This article at Tax.com “Scary New Wage” Data by David Cay Johnston
Measured in 2009 dollars, total wages fell to just above $5.9 trillion, down $215 billion from the previous year. Compared with 2007, when the economy peaked, total wages were down $313 billion or 5 percent in real terms.
The number of Americans with any wages in 2009 fell by more than 4.5 million compared with the previous year. Because the population grew by about 1 percent, the number of idle hands and minds grew by 6 million.
These figures show, far more powerfully than the official unemployment measure known as U3, how both widespread and deep the loss of jobs was in 2009. While the official unemployment rate is just under 10 percent, deeper analysis of the data by economist John Williams at http://www.shadowstats.com shows a real under- and unemployment rate of more than 22 percent.
Only 150.9 million Americans reported any wage income in 2009. That put us below 2005, when 151.6 million Americans reported wages, and only slightly ahead of 2004, when 149.4 million Americans held at least one paying job.
For those who did find work in 2009, the average wage slipped to $39,269, down $243 or 0.6 percent, compared with the previous year in 2009 dollars.

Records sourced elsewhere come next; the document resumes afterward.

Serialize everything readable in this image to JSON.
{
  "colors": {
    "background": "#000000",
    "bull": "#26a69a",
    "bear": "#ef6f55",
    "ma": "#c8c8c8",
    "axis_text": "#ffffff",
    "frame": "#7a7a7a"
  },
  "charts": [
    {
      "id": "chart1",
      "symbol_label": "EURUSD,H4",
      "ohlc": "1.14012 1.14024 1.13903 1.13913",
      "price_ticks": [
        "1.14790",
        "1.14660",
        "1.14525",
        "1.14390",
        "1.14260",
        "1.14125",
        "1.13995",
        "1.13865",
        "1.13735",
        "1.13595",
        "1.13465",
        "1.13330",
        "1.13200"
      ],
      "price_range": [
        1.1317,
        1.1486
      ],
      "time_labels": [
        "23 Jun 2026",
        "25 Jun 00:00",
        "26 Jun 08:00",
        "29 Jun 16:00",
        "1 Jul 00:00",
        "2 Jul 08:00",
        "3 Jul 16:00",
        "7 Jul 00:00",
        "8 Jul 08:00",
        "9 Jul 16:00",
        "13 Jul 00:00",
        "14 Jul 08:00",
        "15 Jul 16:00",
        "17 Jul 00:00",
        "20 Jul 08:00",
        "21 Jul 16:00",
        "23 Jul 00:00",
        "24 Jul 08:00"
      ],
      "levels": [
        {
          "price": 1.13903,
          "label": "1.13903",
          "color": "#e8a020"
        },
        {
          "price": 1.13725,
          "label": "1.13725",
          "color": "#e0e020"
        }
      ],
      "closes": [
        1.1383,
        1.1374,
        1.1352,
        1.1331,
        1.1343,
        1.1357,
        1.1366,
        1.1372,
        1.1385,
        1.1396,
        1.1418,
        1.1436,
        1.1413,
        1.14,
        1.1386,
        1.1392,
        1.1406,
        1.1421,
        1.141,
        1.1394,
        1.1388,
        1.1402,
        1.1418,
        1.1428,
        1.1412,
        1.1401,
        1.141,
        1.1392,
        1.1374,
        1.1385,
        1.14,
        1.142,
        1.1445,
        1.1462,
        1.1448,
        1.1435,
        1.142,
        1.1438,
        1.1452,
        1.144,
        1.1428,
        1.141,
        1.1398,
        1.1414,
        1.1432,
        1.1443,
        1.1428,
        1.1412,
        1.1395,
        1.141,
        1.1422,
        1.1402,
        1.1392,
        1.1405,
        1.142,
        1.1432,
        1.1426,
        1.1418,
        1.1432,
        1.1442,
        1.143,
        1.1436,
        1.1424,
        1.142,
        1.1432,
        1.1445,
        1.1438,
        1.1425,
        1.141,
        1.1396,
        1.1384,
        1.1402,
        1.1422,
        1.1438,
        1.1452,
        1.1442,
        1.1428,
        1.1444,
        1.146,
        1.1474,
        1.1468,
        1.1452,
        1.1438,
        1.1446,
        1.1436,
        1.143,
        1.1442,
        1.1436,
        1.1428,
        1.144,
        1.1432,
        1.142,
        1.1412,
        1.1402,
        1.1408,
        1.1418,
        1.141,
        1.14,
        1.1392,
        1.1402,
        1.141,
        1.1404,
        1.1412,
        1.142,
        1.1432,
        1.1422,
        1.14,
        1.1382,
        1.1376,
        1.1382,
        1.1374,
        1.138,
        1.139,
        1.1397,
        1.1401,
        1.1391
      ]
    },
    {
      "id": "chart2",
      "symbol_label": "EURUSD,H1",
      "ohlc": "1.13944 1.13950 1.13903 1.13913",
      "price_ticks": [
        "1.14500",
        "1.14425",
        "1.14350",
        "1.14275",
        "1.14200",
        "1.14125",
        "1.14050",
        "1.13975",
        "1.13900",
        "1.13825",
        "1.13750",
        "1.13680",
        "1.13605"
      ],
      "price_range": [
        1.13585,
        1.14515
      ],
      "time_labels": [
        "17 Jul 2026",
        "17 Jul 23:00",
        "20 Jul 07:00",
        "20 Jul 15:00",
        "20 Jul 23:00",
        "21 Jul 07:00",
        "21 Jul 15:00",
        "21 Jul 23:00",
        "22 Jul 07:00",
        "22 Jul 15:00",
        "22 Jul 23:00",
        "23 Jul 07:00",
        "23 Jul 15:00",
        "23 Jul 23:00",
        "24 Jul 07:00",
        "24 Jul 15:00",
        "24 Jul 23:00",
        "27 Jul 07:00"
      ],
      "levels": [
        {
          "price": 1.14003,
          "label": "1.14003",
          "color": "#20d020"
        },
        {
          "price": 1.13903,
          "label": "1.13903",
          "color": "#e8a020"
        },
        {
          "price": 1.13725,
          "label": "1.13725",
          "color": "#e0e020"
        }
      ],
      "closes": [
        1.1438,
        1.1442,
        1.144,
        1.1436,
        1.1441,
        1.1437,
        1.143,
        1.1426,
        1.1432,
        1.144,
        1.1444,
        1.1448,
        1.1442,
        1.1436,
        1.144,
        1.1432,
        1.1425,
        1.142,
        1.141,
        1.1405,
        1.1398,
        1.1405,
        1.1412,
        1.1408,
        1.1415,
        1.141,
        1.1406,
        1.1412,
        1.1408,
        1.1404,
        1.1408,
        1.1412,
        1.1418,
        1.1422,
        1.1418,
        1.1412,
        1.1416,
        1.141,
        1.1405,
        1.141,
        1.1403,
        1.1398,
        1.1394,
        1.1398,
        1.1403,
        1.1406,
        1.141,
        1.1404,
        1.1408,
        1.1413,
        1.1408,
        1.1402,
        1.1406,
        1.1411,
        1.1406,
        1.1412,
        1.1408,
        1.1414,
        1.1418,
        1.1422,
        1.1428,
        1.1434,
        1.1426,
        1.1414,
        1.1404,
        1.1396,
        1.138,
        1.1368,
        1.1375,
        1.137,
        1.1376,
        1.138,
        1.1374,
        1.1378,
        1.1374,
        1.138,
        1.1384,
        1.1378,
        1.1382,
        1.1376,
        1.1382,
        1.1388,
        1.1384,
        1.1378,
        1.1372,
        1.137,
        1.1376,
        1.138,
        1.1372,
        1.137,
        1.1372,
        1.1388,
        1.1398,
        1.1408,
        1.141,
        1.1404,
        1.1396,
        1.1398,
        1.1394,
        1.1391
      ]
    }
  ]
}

In a follow up post Johnston notes that the IRS looked at its numbers again and found:
As a result of the revisions, the data show that the average wage in 2009 dollars declined by $457 (not $243), a 1.2 percent decline from 2008. The revision shows that since 2000 the average wage, in 2009 dollars, barely changed in real terms, increasing only $347 or 0.9 percent after nine years.